Mallender proved to be a good selection, bowling with controlled swing and pace and able to lure the Pakistan batsmen, unfamiliar with the conditions, into rash strokes. He returned 5 for 50 in the second innings and 8 for 122 in the match to help England square the series 1-1. He retained his place for the fifth Test at The Oval, where he opened the bowling, but took only two lower-order wickets in the match, which Pakistan won decisively. He was then not selected for the winter tour to Sri Lanka and India, and never played Test cricket again. He had a Test bowling average of 10 wickets at 21.50. Critics of the decision to drop him included Richie Benaud.
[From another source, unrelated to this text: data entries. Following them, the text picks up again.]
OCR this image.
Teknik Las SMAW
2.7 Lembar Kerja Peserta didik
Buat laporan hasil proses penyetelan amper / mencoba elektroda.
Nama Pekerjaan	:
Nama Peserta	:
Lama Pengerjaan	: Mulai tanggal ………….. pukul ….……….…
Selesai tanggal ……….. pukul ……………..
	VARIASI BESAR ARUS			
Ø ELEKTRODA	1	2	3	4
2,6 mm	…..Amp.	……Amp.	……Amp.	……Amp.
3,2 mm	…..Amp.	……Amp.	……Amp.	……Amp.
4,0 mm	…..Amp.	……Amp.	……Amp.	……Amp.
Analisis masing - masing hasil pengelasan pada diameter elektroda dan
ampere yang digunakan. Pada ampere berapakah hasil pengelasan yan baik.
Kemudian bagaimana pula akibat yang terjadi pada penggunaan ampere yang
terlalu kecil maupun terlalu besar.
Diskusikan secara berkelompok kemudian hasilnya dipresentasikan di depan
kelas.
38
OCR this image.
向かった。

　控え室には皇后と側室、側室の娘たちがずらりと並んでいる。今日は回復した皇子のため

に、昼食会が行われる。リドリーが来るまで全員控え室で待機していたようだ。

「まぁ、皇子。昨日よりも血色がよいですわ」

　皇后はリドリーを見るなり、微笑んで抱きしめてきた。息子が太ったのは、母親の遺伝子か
Mallender spent ten consecutive seasons (1983-84 to 1992-93) playing for Otago in New Zealand, for whom he became something of a local. He captained the side for two years (1990–91, 1991–92) and generally revelled in the New Zealand conditions, always featuring near the top of the bowling averages. He took over 250 first-class wickets, at a touch over 20 apiece, as well as scoring his only first-class century in 1991-92 against Central Districts. His efforts helped Otago (traditionally one of New Zealand domestic cricket’s bridesmaids) win the Shell Trophy twice during his stay. As a consequence Mallender was awarded the rare honour, to a foreigner, of a testimonial.
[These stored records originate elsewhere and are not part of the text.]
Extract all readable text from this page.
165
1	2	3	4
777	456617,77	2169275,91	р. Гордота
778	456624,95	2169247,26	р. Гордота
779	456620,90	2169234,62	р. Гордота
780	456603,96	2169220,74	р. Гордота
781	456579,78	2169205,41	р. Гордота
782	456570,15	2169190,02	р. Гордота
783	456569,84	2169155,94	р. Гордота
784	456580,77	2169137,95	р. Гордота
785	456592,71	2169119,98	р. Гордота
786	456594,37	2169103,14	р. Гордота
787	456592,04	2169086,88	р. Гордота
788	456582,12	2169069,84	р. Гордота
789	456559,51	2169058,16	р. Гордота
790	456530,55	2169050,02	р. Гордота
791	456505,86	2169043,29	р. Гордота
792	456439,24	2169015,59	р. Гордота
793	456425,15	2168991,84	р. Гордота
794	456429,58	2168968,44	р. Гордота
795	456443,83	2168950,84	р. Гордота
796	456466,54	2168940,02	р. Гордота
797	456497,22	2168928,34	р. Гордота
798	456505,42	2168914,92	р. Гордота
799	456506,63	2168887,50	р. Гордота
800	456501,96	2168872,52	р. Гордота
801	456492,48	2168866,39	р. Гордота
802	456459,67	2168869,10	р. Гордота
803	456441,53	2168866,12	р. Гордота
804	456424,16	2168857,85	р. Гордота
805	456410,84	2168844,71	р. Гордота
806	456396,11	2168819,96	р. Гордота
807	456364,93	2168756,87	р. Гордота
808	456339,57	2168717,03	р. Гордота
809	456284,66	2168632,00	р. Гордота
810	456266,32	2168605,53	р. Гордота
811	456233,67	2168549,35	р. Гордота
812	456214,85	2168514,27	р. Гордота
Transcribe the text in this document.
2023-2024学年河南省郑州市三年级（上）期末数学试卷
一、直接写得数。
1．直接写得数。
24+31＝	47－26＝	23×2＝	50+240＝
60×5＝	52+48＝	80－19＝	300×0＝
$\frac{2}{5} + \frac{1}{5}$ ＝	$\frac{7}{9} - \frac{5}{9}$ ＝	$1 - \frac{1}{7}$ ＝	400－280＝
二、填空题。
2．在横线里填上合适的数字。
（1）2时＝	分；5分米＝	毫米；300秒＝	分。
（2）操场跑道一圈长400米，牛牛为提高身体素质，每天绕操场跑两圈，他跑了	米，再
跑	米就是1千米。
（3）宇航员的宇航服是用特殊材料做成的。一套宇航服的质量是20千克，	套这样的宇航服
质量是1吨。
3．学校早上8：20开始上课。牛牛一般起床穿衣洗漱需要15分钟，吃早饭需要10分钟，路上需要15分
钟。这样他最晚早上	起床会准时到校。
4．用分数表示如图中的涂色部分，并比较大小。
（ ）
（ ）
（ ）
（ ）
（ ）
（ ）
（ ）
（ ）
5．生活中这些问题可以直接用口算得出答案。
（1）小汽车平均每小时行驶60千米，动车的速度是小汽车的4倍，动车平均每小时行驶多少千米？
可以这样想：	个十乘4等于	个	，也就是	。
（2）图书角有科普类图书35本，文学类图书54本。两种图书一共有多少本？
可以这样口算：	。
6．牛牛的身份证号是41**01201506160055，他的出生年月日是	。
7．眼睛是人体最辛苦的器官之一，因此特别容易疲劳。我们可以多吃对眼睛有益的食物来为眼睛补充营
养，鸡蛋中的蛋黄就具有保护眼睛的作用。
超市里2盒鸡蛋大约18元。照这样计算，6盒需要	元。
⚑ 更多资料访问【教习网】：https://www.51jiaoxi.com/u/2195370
Always whole-hearted and sometimes inspired, he left Somerset after a richly deserved benefit season in 1994 to return to Northamptonshire. But the length of time between injuries became ever shorter, and the body could clearly take no more. He called it a day in 1996 with 937 first-class wickets, and nearly 5,000 runs.

==Umpiring career==
He later became an international umpire, officiating in three Tests in 2003-4, and twenty two ODIs between 2001 and 2003. He was appointed to the Elite Panel of ICC Umpires in 2004, but chose to turn down the appointment due to family reasons.